Patients with melanoma are at increased risk of developing a second primary melanoma.
These patients and their partners can help to manage early detection of new or recurrent melanoma with skin self-examination (SSE), researchers said.
June K Robinson from Northwestern University Feinberg School of Medicine in the US and colleagues conducted a randomised clinical trial with 24 months of follow-up with patients with stage 0 to stage two melanoma and their skin-check partners.
The study enrolled 494 participants who were assigned to either usual care (99 participants) or to the skill-based intervention for SSE, which was delivered either in-person in the office (165), in a workbook (159) or on a tablet (71).

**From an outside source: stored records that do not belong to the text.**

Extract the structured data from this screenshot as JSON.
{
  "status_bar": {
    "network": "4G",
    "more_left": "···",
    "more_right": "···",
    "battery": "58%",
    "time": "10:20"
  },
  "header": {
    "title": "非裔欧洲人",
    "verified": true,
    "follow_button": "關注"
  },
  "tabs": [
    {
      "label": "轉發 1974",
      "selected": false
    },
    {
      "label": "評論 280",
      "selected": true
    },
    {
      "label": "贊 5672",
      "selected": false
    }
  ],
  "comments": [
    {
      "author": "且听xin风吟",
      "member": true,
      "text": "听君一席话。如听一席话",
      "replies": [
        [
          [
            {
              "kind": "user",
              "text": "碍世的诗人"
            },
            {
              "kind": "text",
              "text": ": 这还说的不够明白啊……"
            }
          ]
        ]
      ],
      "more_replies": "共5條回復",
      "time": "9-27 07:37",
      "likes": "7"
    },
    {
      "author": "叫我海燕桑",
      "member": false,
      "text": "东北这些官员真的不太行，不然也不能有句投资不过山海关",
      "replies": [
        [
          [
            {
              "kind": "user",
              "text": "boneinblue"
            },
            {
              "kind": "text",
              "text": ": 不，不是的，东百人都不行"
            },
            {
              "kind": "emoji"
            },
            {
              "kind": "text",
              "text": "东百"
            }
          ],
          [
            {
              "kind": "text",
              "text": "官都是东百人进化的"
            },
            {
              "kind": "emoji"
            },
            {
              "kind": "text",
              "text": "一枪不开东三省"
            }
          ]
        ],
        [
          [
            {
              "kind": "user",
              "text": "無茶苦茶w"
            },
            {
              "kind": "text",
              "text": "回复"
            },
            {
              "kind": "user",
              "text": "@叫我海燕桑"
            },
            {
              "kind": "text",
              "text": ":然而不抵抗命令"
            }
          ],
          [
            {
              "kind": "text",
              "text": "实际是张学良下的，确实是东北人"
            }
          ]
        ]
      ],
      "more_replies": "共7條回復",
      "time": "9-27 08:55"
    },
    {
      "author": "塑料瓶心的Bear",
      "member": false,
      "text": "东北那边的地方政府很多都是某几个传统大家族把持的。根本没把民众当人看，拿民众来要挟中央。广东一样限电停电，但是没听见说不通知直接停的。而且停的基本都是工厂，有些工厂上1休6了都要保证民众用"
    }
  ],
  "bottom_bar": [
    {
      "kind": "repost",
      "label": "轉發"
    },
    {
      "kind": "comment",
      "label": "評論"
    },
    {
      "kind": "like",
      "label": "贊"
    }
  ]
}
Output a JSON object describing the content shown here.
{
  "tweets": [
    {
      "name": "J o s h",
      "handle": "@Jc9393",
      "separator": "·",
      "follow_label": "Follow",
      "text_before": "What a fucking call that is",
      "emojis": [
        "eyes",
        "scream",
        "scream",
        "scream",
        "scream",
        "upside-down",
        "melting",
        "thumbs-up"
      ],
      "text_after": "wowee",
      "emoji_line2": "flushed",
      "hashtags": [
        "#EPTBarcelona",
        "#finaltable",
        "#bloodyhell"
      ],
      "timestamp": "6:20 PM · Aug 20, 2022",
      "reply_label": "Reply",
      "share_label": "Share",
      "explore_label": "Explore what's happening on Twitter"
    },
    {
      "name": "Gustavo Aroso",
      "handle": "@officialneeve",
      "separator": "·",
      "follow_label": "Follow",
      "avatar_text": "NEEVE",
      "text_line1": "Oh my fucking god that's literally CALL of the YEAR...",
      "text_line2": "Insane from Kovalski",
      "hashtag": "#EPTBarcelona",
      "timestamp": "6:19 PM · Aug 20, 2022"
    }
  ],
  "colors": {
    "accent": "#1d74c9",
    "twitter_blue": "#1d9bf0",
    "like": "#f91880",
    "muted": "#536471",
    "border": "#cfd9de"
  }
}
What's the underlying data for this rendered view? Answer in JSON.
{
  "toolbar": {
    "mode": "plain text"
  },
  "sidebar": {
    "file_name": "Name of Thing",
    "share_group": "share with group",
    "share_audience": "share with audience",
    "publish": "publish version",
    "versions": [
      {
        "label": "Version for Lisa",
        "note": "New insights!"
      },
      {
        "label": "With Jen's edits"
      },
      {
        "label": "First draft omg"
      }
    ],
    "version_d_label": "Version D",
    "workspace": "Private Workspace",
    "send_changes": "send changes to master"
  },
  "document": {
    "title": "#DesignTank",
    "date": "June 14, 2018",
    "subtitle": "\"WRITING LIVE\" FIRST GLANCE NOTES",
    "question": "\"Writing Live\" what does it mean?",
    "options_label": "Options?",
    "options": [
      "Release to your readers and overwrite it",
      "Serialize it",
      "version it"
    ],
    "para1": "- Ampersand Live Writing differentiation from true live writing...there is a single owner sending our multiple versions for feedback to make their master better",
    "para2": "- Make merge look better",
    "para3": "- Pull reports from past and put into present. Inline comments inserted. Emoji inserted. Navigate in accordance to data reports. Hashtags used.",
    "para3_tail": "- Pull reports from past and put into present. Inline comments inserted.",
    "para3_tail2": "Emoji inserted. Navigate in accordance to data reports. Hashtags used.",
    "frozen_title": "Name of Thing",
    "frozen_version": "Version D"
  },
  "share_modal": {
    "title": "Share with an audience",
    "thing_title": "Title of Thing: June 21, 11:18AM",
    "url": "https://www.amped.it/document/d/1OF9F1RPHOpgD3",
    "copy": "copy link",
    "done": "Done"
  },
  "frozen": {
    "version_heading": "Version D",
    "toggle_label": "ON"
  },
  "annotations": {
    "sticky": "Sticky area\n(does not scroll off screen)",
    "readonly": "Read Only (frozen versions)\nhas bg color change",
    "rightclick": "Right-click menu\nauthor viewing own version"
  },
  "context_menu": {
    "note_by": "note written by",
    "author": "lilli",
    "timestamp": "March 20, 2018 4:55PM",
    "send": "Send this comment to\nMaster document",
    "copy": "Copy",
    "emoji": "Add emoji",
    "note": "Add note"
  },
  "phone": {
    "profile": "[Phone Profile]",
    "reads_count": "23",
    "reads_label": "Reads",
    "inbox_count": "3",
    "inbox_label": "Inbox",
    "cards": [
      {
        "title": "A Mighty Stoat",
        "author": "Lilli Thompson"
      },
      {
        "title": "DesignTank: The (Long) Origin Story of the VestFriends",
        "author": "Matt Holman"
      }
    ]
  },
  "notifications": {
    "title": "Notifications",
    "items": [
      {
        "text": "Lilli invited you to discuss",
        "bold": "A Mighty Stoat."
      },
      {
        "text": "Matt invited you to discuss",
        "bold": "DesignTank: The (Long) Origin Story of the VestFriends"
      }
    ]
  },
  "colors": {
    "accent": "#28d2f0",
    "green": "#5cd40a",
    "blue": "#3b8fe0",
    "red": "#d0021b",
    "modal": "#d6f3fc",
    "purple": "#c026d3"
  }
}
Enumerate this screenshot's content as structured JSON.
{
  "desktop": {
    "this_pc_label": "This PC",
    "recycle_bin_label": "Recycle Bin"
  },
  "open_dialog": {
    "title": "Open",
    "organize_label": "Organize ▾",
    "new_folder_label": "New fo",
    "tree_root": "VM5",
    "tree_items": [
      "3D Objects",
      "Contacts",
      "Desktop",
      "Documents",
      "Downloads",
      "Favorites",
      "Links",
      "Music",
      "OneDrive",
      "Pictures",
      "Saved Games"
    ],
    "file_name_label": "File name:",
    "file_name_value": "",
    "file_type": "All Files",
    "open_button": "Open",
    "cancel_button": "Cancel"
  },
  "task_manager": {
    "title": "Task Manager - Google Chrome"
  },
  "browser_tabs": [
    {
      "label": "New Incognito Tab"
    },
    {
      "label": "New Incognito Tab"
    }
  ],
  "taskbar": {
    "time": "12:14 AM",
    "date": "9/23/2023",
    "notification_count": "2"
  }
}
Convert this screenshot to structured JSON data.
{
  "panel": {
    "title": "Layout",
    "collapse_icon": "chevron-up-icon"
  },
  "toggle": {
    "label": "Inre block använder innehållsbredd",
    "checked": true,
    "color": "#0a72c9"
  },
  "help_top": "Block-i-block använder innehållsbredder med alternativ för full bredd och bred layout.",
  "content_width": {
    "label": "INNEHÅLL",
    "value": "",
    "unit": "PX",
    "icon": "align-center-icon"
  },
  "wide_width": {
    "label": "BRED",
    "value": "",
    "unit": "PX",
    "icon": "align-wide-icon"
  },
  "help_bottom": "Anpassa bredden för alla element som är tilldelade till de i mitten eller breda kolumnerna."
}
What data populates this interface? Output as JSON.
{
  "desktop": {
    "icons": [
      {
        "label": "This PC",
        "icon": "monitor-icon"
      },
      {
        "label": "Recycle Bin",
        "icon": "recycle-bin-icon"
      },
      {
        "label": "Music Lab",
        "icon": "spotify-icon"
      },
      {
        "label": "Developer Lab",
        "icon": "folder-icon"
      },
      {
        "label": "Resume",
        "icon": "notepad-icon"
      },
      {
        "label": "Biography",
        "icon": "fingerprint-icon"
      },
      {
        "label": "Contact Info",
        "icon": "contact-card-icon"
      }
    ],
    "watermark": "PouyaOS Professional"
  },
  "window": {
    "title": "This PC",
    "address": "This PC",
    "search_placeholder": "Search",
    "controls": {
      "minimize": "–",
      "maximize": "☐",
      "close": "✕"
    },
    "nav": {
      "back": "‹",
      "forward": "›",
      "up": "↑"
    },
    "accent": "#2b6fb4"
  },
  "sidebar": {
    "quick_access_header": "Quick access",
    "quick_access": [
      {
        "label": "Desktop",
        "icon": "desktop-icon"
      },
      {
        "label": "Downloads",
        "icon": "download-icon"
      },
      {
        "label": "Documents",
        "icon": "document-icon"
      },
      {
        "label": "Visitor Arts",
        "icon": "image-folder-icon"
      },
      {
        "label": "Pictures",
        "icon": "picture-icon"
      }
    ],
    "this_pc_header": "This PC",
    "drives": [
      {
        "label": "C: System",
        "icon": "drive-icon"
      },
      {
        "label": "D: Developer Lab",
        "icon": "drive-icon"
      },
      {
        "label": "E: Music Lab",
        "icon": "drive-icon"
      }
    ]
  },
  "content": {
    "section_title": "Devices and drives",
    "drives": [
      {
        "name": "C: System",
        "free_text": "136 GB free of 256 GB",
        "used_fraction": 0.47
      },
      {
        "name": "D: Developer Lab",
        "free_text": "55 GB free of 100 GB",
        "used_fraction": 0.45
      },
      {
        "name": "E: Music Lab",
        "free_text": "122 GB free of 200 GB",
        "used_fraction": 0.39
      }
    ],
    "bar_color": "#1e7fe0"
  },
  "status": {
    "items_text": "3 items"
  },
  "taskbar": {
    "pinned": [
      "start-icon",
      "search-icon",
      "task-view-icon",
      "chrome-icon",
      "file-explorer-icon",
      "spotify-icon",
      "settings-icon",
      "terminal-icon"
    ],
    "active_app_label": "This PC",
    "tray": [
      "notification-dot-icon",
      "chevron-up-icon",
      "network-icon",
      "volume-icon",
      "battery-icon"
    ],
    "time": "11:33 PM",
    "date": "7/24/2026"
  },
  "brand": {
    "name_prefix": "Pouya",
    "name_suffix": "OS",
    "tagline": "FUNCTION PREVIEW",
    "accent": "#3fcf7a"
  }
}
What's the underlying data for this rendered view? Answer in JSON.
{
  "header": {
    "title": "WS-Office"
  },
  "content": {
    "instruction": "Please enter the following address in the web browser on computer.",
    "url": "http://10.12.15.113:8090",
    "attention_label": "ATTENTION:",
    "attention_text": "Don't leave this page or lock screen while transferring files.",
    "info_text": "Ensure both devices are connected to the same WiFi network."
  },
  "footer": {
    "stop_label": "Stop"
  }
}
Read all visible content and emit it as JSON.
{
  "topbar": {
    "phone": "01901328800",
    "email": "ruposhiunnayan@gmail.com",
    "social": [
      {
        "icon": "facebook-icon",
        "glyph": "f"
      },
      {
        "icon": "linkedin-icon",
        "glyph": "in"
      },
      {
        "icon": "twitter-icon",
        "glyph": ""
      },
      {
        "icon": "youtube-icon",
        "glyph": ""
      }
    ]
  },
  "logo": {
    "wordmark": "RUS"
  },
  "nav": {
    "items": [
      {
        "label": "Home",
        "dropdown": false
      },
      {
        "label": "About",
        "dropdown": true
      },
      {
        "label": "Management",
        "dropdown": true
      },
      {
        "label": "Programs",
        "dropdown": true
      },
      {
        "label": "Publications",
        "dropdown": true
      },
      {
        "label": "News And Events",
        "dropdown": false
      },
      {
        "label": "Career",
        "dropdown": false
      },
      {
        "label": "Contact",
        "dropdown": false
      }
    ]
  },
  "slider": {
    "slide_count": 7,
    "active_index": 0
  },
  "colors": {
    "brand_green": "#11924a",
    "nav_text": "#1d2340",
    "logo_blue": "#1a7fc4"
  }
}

Skills to recognise change in the border, colour and diametre of moles were reinforced in four-month intervals during skin examinations by a dermatologist.
Of the 494 patients, 66 developed new melanomas. Patient-partner pairs in intervention (395) identified 43 melanomas. In comparison, none of the patient-partner pairs in the comparison control group identified melanoma, researchers said.
The results show that skin-check partners of patients with melanoma can effectively perform skin self-examinations and identify new melanomas to increase early detection of the cancer that can be fatal.
The findings were published in the journal JAMA Dermatology.